Le débat parlementaire sera chaud

La Commission européenne a donc soumis au parlement toute une série de réformes qui pourraient s'appliquer en Suisse comme il en est l'usage depuis 2006. Mais dans les faits, si certaines propositions sont bien accueillies, d'autres font grincer des dents au point que certains redoutent que les passagers ne soient les dindons de la face.

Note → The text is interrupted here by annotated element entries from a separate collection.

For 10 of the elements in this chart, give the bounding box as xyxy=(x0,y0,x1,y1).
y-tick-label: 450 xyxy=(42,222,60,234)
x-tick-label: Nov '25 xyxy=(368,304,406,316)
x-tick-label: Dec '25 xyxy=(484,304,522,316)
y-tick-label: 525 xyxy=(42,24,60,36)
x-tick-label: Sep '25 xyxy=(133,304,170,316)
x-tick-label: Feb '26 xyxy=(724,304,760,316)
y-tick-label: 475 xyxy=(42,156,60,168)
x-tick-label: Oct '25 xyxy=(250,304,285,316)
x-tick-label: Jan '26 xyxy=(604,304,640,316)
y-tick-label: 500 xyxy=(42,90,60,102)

«En l'état, ces propositions représentent un succès pour les compagnies aériennes», estime Ronald Schmid, professeur de droit aérien aux universités techniques de Darmstadt et de Dresde.

Pour Swiss, le projet contient des propositions avantageuses comme l'augmentation du seuil de trois heures pour les retards mais aussi des «éléments problématiques», a expliqué une porte-parole au Tages Anzeiger. La Fédération Européenne des Voyageurs a déjà entamé la contre-attaque en organisant des réunions avec des membres du Parlement européen.